The pluses of carving out a chunk of a hotel to create a
separately branded, smaller hotel include higher room rates, a wider spectrum
of guests and the chance for a hotelier to try out a new concept without
remodeling hundreds of rooms.
After listing the perks, Dave Kaplan also noted a downside
to a “hotel within a hotel”: “It’s a complicated partnership,” said Kaplan,
whose company operates the Rooms at the Walker Inn, which occupies a floor of
the Hotel Normandie in Los Angeles.
While the concept of a hotel within a hotel was inaugurated
more than a decade ago at MGM Resorts International’s Mandalay Bay, September was one of the first times the idea had made its way beyond Sin City. At the
beginning of the month, the 10-room Rooms at the Walker Inn opened, featuring
vintage decor and a secret hallway to the Walker Inn, a downstairs bar that
targets craft-cocktail aficionados.
More telling was the Miami debut in September of Nobu
Hospitality’s latest hotel headed by celebrity chef Nobu Matsuhisa, which
opened its first hotel within a hotel at Las Vegas’ Caesars Palace in 2013.
With Nobu Hospitality overseeing everything from the hotel’s design,
furnishings and in-room menu, right down to its scent, the 181-room Vegas hotel
offers its guests additional amenities such as preferential seating at the
property’s Nobu restaurant as well as VIP access to Caesars Palace’s Omnia
Nightclub.
The Nobu Hotel Miami Beach is a 206-room hotel fully
contained within the 61-year-old Eden Roc Miami Beach. The Nobu hotel is built
inside a tower designed by noted Miami architect Morris Lapidus and features a
Japanese motif as well as a 24-hour, in-room dining menu specially created for
its guests. It eventually is slated to have a private pool.
While room rates for the Eden Roc range from $279 to $579 a
night for late-October stays, Nobu Hotel’s rates start at $429 a night and work
up to $829 for the Nobu Zen Suite. Nobu Hospitality’s investors include actor
Robert DeNiro and Australian developer James Packer.
“It’s about trying to maximize the real estate value and
bringing a higher [average daily room rate] to a floor or two,” said Jan
Freitag, senior vice president at hotel-industry research firm STR. “You’re
taking a large property and carving it up.”
The concept was originated in 1999, when Las Vegas’s
3,015-room Mandalay Bay Resort and Casino opened. That property dedicated its
top five floors to a 424-room luxury hotel that is branded and managed by Four
Seasons. Four years later, Mandalay Bay added a 1,122-room tower that housed
what was called TheHotel at Mandalay Bay.
The hotel within a hotel concept migrated to South Florida in 2010 when Marriott opened the luxury Hotel Beaux Arts on the 39th floor of the JW Marriott Marquis in downtown Miami. Hotel Beaux Arts has 44 rooms compared with 313 at the Marriott Marquis.

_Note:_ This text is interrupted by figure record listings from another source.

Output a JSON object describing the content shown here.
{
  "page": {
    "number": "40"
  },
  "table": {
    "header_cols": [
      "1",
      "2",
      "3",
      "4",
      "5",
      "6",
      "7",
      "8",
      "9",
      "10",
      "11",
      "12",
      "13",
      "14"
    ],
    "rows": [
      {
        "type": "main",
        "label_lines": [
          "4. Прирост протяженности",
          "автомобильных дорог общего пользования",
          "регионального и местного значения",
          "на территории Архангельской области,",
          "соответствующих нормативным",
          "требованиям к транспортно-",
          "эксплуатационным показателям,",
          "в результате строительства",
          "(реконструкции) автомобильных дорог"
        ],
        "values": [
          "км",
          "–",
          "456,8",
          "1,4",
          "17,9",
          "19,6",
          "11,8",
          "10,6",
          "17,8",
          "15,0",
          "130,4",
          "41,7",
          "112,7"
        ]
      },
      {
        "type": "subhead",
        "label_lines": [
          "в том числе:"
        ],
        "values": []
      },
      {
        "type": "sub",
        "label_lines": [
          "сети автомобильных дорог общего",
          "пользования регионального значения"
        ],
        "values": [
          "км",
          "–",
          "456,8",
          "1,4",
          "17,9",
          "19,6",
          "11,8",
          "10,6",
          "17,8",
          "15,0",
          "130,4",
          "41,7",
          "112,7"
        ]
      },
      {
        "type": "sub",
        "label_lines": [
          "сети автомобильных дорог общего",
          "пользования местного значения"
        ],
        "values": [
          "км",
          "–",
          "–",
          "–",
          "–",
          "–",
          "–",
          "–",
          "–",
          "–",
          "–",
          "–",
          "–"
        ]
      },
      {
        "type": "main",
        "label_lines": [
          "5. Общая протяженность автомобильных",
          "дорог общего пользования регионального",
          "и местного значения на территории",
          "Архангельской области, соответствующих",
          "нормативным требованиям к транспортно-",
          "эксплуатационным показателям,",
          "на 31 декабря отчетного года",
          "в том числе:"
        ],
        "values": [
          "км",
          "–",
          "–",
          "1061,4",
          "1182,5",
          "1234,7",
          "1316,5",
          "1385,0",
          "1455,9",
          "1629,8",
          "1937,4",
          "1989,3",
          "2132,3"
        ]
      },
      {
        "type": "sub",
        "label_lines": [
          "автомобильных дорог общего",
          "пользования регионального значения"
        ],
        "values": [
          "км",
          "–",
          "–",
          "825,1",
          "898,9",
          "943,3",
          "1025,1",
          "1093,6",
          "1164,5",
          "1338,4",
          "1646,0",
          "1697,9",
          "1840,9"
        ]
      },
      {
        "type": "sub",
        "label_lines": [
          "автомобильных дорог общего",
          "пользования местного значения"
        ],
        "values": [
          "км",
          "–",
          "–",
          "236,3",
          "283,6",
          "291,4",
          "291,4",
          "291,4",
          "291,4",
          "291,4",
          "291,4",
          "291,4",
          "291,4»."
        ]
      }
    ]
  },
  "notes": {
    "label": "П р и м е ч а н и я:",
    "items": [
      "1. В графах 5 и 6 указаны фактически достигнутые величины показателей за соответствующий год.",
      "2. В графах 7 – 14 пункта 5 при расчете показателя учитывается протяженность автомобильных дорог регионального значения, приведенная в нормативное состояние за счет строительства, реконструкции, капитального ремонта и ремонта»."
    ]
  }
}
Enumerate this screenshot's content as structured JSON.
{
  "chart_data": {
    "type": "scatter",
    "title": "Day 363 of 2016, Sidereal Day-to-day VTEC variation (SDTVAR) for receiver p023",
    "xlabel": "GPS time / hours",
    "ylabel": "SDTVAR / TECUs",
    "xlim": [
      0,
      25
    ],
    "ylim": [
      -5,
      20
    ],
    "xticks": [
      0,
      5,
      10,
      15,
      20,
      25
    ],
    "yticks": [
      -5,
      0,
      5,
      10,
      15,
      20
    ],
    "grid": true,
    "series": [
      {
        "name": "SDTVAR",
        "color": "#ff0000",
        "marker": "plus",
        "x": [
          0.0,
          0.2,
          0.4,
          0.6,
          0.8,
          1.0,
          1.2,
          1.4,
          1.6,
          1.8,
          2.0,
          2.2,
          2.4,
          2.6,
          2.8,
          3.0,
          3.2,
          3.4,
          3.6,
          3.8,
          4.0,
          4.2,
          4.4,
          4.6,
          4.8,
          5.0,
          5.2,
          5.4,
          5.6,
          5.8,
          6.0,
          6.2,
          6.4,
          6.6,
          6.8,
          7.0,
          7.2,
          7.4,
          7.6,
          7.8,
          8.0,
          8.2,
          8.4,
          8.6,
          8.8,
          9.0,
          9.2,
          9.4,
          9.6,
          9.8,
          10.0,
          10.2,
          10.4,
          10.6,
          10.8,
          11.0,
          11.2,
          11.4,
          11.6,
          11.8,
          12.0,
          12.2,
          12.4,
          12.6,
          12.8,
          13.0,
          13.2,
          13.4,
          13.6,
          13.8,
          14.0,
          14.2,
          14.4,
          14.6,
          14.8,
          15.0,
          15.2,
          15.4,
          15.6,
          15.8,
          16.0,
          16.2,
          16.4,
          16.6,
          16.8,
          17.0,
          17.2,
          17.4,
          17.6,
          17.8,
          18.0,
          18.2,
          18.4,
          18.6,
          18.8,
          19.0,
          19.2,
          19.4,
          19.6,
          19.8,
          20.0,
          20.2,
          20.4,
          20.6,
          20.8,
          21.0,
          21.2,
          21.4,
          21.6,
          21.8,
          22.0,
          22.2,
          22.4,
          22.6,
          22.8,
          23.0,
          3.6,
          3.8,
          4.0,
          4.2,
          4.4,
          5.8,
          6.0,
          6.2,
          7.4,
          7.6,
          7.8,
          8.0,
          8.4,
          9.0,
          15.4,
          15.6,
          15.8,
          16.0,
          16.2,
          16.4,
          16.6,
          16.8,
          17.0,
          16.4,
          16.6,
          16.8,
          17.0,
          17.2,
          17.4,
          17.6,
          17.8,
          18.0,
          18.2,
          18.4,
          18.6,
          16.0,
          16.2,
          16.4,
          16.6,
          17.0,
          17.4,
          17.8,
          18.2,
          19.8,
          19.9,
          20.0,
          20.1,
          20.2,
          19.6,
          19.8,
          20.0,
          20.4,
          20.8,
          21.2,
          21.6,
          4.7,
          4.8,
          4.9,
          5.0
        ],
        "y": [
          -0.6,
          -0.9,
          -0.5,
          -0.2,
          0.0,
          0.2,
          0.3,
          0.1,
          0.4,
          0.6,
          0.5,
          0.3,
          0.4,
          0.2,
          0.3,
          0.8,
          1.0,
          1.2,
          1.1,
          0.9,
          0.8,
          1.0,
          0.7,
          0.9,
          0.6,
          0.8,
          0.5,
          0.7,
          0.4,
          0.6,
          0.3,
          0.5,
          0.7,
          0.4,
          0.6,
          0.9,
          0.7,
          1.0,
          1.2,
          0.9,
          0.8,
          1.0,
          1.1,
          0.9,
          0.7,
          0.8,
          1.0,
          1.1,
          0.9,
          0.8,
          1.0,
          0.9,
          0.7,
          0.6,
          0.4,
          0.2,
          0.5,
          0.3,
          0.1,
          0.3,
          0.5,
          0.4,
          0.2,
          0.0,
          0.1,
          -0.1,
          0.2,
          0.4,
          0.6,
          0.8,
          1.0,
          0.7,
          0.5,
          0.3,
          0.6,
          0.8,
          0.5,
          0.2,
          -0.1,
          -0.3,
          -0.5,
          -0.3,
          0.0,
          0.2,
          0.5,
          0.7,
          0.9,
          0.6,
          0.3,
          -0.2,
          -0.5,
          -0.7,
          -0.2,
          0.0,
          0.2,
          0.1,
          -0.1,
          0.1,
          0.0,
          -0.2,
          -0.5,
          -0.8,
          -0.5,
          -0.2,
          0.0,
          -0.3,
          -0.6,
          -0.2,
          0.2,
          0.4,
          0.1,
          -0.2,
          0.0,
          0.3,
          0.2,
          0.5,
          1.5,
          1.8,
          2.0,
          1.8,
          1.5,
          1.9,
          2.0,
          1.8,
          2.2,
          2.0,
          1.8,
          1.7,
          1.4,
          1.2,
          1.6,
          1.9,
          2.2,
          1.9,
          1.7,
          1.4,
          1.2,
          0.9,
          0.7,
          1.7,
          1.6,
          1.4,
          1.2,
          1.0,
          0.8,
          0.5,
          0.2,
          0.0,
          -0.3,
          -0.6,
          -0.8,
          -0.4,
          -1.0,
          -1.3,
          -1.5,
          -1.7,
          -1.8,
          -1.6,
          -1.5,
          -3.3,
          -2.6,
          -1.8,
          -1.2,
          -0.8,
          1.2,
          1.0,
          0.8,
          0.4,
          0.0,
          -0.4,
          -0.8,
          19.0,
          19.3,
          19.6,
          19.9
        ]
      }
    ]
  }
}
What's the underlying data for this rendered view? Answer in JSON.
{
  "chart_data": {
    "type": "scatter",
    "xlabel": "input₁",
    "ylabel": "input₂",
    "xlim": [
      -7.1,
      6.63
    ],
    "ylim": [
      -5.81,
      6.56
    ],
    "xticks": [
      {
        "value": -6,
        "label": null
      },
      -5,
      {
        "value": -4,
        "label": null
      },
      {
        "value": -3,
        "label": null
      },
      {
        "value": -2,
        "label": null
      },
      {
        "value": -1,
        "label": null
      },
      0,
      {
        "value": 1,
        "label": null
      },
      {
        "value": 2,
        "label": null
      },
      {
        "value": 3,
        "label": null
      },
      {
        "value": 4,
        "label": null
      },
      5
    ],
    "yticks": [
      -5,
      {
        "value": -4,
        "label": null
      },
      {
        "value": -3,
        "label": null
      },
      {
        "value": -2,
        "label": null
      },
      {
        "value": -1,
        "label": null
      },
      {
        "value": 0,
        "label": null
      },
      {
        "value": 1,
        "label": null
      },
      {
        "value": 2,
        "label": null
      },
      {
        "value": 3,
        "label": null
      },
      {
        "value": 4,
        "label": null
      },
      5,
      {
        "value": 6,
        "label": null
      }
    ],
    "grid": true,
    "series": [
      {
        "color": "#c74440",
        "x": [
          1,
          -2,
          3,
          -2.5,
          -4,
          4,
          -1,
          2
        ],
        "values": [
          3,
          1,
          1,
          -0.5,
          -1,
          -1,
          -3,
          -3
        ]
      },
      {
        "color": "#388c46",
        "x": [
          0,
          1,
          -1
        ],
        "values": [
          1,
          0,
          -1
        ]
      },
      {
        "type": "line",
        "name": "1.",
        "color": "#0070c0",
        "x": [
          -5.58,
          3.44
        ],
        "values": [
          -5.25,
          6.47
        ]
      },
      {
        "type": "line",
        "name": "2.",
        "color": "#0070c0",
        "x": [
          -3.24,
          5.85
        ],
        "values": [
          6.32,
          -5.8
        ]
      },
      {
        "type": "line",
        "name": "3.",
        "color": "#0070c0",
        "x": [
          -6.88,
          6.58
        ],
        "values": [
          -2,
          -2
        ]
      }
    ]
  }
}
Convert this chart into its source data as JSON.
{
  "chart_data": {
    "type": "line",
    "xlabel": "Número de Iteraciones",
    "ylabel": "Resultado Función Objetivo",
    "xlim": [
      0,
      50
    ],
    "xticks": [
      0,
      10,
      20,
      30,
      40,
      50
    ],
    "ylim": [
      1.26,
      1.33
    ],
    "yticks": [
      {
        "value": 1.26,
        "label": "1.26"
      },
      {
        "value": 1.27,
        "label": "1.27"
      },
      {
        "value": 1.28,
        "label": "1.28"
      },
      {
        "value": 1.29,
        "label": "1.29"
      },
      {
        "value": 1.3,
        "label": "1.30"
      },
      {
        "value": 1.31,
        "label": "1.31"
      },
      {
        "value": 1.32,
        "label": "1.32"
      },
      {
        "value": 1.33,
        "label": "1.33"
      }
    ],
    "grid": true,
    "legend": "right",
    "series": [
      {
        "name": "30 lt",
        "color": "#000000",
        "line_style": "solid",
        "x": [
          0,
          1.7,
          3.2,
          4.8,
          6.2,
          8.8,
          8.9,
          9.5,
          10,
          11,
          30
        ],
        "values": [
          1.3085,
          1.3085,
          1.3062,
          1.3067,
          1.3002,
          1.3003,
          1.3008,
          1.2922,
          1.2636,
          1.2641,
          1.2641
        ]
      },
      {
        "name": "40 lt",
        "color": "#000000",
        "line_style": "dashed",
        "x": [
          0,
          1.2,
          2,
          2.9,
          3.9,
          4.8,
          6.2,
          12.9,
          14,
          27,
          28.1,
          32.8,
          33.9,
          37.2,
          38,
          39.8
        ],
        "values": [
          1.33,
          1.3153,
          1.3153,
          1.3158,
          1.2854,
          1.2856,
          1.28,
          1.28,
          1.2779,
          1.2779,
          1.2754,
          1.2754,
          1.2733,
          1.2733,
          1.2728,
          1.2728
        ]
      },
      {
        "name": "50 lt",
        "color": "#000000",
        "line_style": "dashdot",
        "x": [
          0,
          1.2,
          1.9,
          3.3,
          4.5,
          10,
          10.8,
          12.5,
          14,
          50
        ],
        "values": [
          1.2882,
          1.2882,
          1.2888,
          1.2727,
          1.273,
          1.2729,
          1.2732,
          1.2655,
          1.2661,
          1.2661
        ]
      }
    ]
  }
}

Then, two years ago, owner MGM Resorts renovated the tower
and reached a licensing agreement with lifestyle hotelier Morgans Hotel Group
to re-flag the property under Morgans’ Delano brand, bringing what MGM Resorts
vice president of sales Stephanie Glanzer calls “a South Beach feel to the
desert.”
“Because it’s an all-suites property, we’re obviously going
after a different audience” than the rest of Mandalay Bay, Glanzer said. “We’re
looking for guests who don’t want all of the bells and whistles of Las Vegas
but want more of a private hideaway.”
Further evidence that the concept might slowly be gaining
popularity is that the two most recent examples of hotels within hotels aren’t
being carved out of behemoth properties. While Caesars Palace and Mandalay Bay
each offer more than 3,000 rooms, Miami’s Eden Roc has 631 rooms, and Hotel
Normandie has just 94.
Both the smaller hotels are looking to replicate the success
that hotels within hotels have achieved in Las Vegas. While Caesars
Entertainment does not disclose occupancy or room-rate figures for the Nobu
Hotel at Caesars Palace, rates for late-October stays start at $419 a night, or
about $10 more than rooms in the larger hotel.
“Nobu Hotel Caesars Palace has consistently been recognized
as one of the best luxury hotels in Las Vegas, with some of the highest room
rates and occupancy levels within the city,” said Nobu Hospitality CEO Trevor
Horwell.
Meanwhile, down the Strip, Glanzer estimated that MGM
Resorts charges $20 to $50 a night more for the Delano than it does for rooms
in Mandalay Bay proper. And while Four Seasons representatives declined to
respond to a request for comment, Glanzer described the hotel as “a very high
performer, financially.”
This article has been updated to include information on the Hotel Beaux Arts in Miami, which opened in 2010.